Takeaway
Keeping in touch with patients and their families in the days, weeks, and months following an encounter makes the practice of medicine meaningful and rewarding.
Lifelong Learning in Clinical Excellence | December 18, 2018 | 4 min read
By Mariah Robertson, MD, Johns Hopkins Medicine
300All great clinician educators understand the critical importance of keeping track of patients we care for far beyond their hospital stay. This is the incessant watch that Sir William Osler spoke about, and it has been an important learning point in my medical training. This is highlighted in the story of Evelyn, whom I had the honor of meeting on rounds one day in August. It was the subsequent follow-up with family that allowed me time to reflect and learn the most from her. Her family has generously shared photos and a summary of her incredible story so that we all may learn.
In 1962, Evelyn was a 26-year-old single mother in nursing school in Framingham, MA. She began to lose consciousness spontaneously but continued to work lest they think she did not want to be a nurse. It was not until she was one week postpartum with her second daughter and plagued with intractable headaches that she went to Massachusetts General for evaluation. A large tumor was identified in Evelyn’s right cerebellum.
They read the initial biopsy as malignant, so the surgeons closed up and told Evelyn’s family she would not make it. Family gathered at bedside, but the next morning the attending physician read the pathology and realized it was, in fact, benign and she was able to go through with surgery. The exact type of tumor is still unknown to this day.
Doctors warned her family that Evelyn would very likely be a vegetable the remainder of her life. It was three years of institutionalization and rigorous treatment before she could be home and able to participate even a small amount in the care of her now three and eight-year-old daughters. Her children recall her losing consciousness intermittently. They would hear her hit the floor and they knew the routine; they would help her up and put her in bed for a nap. It was not clear why this happened, but the trigger seemed to be tilting her head in one direction for an extended period of time. Her daughters exploited this by hiding under the bed because Evelyn could not tilt her head to look there. The syncopal spells stopped after six to eight years, but she never stopped feeling dizzy.
Evelyn went back to Mass Gen for testing every year. After eight years of this, she decided not to go back. She felt tired of being on display for a room full of doctors and students who looked at her like she was crazy, asking her silly questions to which she gave them snappy, sarcastic answers. They had her touch her nose, walk a line while studying her gait, turn her head a certain way.

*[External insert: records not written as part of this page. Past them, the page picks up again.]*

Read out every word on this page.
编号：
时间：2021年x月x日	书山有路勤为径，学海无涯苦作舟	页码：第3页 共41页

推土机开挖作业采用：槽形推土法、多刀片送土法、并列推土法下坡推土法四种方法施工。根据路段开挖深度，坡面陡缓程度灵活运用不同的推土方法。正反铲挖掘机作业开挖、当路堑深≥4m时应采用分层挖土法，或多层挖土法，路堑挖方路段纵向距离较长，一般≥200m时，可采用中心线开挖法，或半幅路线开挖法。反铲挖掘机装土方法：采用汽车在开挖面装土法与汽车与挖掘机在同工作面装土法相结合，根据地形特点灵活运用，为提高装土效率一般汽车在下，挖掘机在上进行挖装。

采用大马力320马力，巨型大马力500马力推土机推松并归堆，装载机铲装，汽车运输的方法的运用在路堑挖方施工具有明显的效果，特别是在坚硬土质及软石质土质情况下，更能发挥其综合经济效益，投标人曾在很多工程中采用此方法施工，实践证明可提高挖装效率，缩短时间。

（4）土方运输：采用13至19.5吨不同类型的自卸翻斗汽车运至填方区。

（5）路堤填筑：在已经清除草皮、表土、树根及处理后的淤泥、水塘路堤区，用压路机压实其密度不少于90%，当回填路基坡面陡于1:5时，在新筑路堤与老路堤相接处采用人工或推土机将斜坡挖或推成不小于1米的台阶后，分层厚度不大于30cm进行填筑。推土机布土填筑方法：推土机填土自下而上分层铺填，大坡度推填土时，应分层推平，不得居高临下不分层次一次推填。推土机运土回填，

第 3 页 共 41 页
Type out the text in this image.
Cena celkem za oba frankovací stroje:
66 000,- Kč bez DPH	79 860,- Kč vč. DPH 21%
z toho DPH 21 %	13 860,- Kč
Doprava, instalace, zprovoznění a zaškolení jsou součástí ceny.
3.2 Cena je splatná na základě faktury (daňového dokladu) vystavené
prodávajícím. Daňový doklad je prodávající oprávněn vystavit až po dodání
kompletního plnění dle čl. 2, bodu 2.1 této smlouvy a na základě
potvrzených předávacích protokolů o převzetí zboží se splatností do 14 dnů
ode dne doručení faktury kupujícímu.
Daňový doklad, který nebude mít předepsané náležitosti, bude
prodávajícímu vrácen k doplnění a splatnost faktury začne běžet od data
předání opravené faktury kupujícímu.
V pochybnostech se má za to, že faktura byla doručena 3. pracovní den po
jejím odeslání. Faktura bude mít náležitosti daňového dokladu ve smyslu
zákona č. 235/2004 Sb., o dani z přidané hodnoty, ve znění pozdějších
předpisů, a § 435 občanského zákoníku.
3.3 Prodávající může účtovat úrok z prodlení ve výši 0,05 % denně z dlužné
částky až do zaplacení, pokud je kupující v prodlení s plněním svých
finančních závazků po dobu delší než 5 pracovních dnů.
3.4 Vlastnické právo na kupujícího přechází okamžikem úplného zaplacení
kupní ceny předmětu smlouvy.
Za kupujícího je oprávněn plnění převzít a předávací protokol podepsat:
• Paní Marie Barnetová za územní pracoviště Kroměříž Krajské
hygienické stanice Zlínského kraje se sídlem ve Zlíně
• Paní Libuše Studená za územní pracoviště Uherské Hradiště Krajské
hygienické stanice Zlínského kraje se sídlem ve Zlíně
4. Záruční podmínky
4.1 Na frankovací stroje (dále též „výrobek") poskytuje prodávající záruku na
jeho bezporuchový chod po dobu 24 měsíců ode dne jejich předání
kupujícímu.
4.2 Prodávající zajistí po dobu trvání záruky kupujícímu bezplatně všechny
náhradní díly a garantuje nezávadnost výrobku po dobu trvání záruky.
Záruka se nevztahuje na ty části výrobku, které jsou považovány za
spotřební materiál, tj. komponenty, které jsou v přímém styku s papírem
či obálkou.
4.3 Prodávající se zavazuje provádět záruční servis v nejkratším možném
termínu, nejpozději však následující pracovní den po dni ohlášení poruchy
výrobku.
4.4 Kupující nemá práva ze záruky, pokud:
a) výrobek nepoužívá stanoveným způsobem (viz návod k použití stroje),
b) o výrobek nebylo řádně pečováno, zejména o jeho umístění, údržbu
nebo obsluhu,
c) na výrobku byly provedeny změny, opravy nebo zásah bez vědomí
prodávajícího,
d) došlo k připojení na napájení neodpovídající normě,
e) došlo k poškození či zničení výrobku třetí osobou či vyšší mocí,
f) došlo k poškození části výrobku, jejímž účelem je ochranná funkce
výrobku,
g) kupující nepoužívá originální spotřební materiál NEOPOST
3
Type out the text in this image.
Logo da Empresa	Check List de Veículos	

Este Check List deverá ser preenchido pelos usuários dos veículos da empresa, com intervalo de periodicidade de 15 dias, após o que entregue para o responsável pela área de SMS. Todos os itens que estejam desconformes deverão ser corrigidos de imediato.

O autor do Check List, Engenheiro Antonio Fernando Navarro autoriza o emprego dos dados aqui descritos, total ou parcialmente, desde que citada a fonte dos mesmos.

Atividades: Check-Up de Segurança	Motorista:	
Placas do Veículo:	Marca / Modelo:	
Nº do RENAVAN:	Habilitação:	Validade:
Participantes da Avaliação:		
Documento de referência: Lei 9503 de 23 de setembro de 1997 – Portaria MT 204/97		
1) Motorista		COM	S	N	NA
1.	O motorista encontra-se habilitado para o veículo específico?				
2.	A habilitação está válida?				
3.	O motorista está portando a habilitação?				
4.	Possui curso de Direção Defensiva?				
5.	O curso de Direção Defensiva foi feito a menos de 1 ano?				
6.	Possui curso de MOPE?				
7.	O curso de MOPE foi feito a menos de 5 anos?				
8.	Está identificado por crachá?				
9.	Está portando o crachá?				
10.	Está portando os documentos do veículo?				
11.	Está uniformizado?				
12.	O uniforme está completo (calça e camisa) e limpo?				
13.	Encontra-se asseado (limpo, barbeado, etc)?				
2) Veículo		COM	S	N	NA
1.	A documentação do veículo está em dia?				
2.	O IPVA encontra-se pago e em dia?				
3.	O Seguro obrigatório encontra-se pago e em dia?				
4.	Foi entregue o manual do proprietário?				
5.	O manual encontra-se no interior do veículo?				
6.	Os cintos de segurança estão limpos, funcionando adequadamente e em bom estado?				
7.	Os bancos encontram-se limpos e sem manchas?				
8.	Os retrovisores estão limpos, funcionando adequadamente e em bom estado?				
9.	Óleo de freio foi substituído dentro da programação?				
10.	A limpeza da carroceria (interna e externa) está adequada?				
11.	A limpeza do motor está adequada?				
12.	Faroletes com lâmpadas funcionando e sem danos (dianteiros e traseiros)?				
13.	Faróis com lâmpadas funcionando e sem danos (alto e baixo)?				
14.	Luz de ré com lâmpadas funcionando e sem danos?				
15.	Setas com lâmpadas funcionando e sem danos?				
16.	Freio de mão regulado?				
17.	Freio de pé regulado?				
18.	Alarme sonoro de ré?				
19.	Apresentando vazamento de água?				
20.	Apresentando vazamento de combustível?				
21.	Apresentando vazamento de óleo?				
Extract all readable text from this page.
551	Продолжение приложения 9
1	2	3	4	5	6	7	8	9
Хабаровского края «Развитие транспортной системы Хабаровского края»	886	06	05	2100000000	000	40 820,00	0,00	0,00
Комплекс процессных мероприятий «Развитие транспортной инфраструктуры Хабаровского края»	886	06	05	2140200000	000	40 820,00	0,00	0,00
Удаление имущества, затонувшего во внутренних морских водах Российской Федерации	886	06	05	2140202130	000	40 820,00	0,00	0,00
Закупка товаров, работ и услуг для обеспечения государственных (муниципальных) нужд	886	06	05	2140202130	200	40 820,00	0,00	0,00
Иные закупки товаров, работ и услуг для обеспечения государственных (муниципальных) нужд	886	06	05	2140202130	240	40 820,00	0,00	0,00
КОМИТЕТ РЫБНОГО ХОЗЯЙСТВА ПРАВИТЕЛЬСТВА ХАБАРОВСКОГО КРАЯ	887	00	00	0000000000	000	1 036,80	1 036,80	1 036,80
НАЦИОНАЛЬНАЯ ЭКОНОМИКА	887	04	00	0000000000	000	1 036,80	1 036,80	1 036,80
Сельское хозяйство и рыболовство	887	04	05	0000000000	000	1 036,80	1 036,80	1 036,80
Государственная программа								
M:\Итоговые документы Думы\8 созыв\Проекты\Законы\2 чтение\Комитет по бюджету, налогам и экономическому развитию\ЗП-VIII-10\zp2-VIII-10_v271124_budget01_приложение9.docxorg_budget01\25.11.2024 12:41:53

Remarkably, Evelyn defied every obstacle. She went on to become a nurse, remarry, have another child, and get her driver’s license. She retired in Florida and traveled all over the world including taking over 30 cruises! She played bridge and canasta, attended theater productions, took trips to casinos, and went on regular dinner dates. She loved a good glass of wine in the evening.
It was not until Evelyn was 80 that she began to have difficulties with her independence. She had episodes where she would “black out” and they became more and more regular. Her memory was getting much worse and her balance more off kilter. Her doctors tried different medications to help her but the side effects proved challenging. She at times forgot to take her medications. She moved in with her daughter Betty near Baltimore but continued to decline.
In August 2018, Evelyn was admitted to Johns Hopkins Bayview Medical Center for worsening hemiballismus so severe that she broke her right hand. She was also experiencing a waxing and waning cognition consistent with delirium. It was determined by multiple specialists that this was most likely multifactorial, with electrolyte abnormalities, a brewing pulmonary infection, and medications being a large contributor, and the significant intracranial pathology. This was likely making it harder for her to compensate and adapt to even small changes in her aging physiology. With diligent and thoughtful care, namely by Dr. Hannah Ward, her symptoms improved greatly, though never completely resolved, and she was able to leave for rehab with the express hope for some functional recovery.
It was through our follow up with family that we learned that Evelyn was readmitted to Howard County General Hospital shortly thereafter with a recurrence of the same symptoms and concern for another infection. It was during this time that Evelyn noted that she did not want to continue down this pathway of rehab and readmission. She wanted to be comfortable. A few short days later, she passed away in Hospice surrounded by her family.
Evelyn’s children wanted her doctors to know that their mother was a fighter and very stubborn. She did not let her brain surgery or her past stop her from doing everything she wanted to do. She had the courage to move forward and persevere when the odds were stacked against her and the prognosis was grim. Even at the end, she decided when it was her time.
It was in the quiet of my office on an afternoon weeks after we first met that I was able to learn the most from Evelyn and her family, letting them talk, share, and reflect on a remarkable life well lived. It is this incessant watch, seeking to learn what happened in the days, weeks, and months following an encounter that makes the field of medicine so rewarding. Evelyn’s family felt a sense of closure knowing her medical team was still thinking and learning from her.
Per her daughters, Evelyn used to say, “Doctor’s don’t know everything,” and, wow, was she right!